Roseman also traded in the draft’s first round to select the University of Georgia defensive lineman Jordan Davis, who has been a force in their run defense.
“Dude, Howie Roseman is working that Howie Roseman magic,” said Jason Kelce, the Eagles center who was hosting a live draft show when the trade happened. He added: “I’m like on Christmas right now. Howie Roseman is Santa Claus.”
But Roseman’s successes have come with significant misses; one of the most notable came in the 2020 N.F.L. Draft.
The Eagles had a depleted wide receiving group heading into the 2020 draft, and Justin Jefferson, a receiver out of Louisiana State, seemed like a done deal to Philadelphia in the months leading up to draft night. (Jefferson thought so, too.) Instead, Roseman took Jalen Reagor with the 21st pick in the first round. A speedy, lesser-known receiver from Texas Christian University, Reagor had been projected as a second-round pick.
With the 22nd pick, the Minnesota Vikings selected Jefferson, who set an N.F.L. record for the most receiving yards in a player’s first three seasons. Reagor never panned out in Philadelphia and was traded to Minnesota in August for two late-round draft picks. To make matters worse, the Vikings later posted a video of their head coach and general manager’s live reactions of amazement and laughter when the Eagles passed on Jefferson.
“I’m not going to sit here and lie,” Roseman told a Philadelphia radio station in September. “We’d love to have that moment back.”
But in the second round of that draft, Roseman selected Jalen Hurts despite having Wentz under a long-term contract that set a since-broken record with $107.9 million in guaranteed money.

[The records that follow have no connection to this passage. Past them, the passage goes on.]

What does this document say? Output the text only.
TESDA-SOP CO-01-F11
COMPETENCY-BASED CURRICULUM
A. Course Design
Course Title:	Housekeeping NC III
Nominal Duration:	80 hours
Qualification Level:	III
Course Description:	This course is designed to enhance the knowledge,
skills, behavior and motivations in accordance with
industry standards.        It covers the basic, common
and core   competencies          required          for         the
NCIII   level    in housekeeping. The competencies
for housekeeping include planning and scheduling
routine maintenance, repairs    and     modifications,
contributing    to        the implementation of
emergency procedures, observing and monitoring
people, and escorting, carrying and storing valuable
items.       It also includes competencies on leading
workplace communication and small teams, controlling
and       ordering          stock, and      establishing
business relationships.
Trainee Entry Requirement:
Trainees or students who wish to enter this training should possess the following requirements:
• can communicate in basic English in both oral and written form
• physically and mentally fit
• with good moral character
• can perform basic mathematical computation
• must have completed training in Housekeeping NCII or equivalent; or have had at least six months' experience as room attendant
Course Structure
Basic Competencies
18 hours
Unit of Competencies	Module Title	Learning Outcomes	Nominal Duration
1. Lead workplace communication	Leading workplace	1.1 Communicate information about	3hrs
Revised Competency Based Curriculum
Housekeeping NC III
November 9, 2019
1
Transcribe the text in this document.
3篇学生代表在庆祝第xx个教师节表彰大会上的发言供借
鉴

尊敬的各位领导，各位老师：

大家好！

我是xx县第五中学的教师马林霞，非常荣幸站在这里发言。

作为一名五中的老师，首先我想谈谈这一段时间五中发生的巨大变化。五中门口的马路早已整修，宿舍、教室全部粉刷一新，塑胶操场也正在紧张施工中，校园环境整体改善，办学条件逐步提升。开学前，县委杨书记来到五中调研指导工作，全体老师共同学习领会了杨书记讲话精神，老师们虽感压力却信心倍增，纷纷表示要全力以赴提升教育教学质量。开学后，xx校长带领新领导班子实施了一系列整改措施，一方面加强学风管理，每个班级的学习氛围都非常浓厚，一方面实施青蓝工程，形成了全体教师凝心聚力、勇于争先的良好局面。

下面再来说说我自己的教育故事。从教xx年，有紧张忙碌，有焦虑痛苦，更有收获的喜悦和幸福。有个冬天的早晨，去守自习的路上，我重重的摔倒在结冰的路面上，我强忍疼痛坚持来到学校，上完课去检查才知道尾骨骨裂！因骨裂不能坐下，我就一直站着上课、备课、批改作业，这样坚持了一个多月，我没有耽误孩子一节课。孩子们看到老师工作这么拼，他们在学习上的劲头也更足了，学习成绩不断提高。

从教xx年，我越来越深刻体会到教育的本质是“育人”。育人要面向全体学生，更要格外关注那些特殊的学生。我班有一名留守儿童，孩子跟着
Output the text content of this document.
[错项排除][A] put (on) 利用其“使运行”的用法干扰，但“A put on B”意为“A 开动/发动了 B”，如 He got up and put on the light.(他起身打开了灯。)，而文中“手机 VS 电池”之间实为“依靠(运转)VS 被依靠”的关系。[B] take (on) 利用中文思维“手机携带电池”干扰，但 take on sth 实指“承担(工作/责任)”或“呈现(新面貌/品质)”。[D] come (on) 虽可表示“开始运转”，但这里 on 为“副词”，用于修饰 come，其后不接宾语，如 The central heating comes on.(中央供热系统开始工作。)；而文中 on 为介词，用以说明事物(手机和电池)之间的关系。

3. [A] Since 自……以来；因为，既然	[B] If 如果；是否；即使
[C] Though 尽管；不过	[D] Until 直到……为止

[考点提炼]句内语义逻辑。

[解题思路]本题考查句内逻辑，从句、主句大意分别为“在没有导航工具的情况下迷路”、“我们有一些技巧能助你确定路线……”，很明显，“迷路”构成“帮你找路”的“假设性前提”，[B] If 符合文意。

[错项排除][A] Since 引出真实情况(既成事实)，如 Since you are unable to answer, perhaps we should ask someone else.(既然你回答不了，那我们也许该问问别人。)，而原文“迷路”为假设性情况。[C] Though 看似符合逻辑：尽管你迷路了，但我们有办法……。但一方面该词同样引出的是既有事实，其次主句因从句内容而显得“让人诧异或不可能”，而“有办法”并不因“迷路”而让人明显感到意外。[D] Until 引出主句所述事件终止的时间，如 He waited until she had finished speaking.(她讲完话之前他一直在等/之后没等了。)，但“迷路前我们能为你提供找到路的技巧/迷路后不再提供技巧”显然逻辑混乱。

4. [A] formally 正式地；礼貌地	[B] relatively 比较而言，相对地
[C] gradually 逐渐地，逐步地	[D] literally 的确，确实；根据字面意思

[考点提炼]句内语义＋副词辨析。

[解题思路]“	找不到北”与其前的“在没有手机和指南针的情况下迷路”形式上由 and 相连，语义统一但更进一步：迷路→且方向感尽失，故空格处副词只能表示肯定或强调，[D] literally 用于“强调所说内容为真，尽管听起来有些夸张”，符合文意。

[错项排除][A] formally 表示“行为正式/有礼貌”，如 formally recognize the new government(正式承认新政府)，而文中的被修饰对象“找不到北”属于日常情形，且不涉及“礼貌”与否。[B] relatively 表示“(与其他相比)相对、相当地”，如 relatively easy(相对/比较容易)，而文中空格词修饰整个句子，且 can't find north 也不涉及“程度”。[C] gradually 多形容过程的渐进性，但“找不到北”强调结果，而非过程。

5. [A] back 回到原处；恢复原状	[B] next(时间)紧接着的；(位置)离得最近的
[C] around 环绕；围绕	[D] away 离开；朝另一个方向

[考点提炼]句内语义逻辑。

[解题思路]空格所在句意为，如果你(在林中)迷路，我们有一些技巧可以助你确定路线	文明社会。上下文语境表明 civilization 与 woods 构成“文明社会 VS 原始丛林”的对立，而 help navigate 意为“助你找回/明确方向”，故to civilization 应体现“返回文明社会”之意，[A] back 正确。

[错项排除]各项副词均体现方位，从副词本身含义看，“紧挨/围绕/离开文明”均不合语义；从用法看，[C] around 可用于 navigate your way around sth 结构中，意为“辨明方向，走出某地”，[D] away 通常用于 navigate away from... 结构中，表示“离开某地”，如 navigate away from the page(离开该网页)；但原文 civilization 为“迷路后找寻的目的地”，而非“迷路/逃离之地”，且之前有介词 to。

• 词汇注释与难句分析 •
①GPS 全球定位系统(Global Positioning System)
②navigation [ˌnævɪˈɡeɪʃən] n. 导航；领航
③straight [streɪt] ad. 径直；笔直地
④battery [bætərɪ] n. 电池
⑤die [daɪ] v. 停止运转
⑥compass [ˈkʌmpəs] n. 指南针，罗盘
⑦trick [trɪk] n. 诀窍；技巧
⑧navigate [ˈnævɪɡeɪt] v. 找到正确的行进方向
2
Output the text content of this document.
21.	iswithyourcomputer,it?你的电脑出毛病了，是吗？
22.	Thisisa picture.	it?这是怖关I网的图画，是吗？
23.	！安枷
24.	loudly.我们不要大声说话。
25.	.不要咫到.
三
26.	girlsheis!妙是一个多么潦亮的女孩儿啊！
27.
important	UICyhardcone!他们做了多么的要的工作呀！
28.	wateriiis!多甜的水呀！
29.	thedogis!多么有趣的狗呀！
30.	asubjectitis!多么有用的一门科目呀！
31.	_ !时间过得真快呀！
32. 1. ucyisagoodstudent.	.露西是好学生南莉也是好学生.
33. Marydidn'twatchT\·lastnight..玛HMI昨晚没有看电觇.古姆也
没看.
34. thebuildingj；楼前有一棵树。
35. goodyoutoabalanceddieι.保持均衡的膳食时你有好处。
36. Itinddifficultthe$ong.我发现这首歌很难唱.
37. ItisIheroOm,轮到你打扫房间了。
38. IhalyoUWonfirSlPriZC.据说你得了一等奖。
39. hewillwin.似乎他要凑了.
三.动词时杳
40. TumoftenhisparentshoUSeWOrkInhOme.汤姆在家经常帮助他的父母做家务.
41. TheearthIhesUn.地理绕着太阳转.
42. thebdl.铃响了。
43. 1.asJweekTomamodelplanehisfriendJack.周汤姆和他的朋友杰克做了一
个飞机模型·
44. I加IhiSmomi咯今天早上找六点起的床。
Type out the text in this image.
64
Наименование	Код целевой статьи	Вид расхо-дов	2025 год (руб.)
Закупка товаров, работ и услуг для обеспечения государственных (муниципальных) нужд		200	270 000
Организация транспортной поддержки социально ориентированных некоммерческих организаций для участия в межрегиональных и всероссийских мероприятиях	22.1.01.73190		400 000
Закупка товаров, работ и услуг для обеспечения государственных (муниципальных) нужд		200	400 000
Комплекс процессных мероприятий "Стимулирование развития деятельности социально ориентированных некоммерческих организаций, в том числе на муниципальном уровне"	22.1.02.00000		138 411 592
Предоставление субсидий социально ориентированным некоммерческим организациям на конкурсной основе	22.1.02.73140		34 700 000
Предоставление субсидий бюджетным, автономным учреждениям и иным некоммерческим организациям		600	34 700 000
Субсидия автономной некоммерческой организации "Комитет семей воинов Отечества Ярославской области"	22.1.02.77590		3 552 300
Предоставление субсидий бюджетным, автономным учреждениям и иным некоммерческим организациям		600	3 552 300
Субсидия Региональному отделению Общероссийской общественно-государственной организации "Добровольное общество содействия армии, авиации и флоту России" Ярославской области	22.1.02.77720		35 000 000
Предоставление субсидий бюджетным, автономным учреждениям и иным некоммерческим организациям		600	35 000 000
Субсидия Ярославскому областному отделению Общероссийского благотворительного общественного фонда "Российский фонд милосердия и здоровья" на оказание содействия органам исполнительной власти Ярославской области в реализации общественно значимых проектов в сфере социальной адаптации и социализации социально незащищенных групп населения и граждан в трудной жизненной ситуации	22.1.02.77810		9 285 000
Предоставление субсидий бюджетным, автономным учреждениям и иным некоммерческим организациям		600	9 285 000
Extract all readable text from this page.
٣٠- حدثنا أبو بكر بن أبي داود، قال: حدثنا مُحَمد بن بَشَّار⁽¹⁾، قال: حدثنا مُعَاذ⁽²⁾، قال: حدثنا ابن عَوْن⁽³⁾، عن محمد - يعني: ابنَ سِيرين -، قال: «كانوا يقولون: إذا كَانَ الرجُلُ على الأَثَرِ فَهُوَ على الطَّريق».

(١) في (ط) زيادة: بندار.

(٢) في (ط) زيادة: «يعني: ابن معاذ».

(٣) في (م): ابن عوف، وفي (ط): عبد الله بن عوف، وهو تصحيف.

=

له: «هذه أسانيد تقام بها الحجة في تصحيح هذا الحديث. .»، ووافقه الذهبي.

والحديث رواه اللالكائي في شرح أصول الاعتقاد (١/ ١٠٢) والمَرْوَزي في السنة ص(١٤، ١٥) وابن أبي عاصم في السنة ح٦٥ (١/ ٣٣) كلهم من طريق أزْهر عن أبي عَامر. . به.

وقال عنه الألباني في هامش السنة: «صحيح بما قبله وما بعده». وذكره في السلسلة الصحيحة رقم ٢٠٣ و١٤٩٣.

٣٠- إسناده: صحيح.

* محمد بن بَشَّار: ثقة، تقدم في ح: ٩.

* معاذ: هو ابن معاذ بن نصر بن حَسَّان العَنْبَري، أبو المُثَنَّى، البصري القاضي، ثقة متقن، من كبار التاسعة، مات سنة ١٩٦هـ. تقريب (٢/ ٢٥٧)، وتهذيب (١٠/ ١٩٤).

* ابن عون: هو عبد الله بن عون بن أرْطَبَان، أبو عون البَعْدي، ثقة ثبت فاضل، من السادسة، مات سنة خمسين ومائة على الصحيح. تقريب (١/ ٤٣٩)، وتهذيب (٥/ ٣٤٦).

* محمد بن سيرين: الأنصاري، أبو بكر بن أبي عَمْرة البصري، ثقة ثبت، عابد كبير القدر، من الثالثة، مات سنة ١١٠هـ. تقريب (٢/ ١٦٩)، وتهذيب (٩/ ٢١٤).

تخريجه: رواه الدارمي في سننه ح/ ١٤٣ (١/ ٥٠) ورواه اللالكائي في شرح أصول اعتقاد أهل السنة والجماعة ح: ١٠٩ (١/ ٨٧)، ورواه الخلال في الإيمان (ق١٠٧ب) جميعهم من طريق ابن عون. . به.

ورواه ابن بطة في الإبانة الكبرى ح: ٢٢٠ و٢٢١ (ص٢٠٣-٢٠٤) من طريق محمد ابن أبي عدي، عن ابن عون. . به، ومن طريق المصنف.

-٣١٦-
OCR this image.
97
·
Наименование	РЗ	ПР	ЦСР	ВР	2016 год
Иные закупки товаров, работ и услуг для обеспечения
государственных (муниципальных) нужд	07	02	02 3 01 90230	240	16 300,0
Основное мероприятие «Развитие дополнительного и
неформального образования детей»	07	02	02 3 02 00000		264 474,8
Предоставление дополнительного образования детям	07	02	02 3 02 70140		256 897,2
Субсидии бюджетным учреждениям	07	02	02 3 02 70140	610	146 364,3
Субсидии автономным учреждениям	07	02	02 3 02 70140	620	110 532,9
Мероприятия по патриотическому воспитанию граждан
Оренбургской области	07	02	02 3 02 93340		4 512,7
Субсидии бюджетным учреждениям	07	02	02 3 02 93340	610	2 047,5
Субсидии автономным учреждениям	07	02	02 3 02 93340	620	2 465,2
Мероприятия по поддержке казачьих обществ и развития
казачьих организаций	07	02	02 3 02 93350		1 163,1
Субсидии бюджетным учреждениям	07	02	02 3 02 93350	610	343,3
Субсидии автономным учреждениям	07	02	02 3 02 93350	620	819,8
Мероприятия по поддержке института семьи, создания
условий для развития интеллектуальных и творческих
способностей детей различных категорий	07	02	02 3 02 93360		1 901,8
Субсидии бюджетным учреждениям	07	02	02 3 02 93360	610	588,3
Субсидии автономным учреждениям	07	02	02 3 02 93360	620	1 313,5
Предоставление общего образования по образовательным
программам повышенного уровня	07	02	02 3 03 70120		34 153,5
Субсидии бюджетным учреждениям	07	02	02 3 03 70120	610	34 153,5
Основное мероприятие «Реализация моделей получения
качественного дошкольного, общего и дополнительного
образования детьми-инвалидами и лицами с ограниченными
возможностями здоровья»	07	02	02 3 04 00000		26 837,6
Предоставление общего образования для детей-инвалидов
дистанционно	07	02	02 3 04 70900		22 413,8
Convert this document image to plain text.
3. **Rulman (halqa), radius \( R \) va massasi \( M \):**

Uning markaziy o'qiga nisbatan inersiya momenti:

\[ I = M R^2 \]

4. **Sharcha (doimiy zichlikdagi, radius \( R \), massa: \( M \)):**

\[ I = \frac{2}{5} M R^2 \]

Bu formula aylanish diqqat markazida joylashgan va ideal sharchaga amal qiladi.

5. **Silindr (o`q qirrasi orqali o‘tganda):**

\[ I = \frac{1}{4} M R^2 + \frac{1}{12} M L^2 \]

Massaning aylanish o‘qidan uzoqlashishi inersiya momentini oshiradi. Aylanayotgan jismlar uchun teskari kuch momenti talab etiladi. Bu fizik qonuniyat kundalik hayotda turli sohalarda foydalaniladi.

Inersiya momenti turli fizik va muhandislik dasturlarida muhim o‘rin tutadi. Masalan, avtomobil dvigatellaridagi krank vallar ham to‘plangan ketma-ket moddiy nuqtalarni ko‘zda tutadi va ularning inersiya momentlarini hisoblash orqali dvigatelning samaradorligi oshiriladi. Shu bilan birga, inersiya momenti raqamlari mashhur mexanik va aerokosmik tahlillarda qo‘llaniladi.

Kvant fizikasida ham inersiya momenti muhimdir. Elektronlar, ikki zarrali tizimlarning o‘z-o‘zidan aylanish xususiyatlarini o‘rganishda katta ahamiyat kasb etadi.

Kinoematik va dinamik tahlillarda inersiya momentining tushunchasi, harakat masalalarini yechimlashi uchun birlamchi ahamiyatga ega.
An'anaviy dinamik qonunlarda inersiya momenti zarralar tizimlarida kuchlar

As the Eagles struggled in the 2020 season, Wentz was eventually benched for Hurts and was later traded to the Colts with Philadelphia eating the remainder of the guaranteed portion of his contract, which was $33.8 million.
“It’s hard to stay bold after you’ve had a situation that didn’t go the way you wanted,” said Banner, the former Eagles president. But, he said, Roseman had been “undeterred” by the Wentz situation.
“He’s made individual moves that have been obviously very impressive, but I think what’s served him well and the Eagles best is his willingness to just keep being bold,” Banner said.
Regardless of whether Philadelphia again lifts the Lombardi Trophy, Roseman will again face dilemmas over how to best spend for the future. Hurts is in the third year of his rookie contract, and a league — or Super Bowl — M.V.P. award could put him in line for a market-setting extension. Playmakers compelled to overachieve their one-year deals will be due for salary talks, and with 19 potential free agents this off-season Roseman might be in the same position as the cap-strapped general managers he lurked last year.
But Roseman and the Eagles have six picks in April’s draft, including the tenth overall selection (from the Saints in the Gardner-Johnson trade). That means the Eagles’ postseason games aren’t the team’s only showcase worth watching.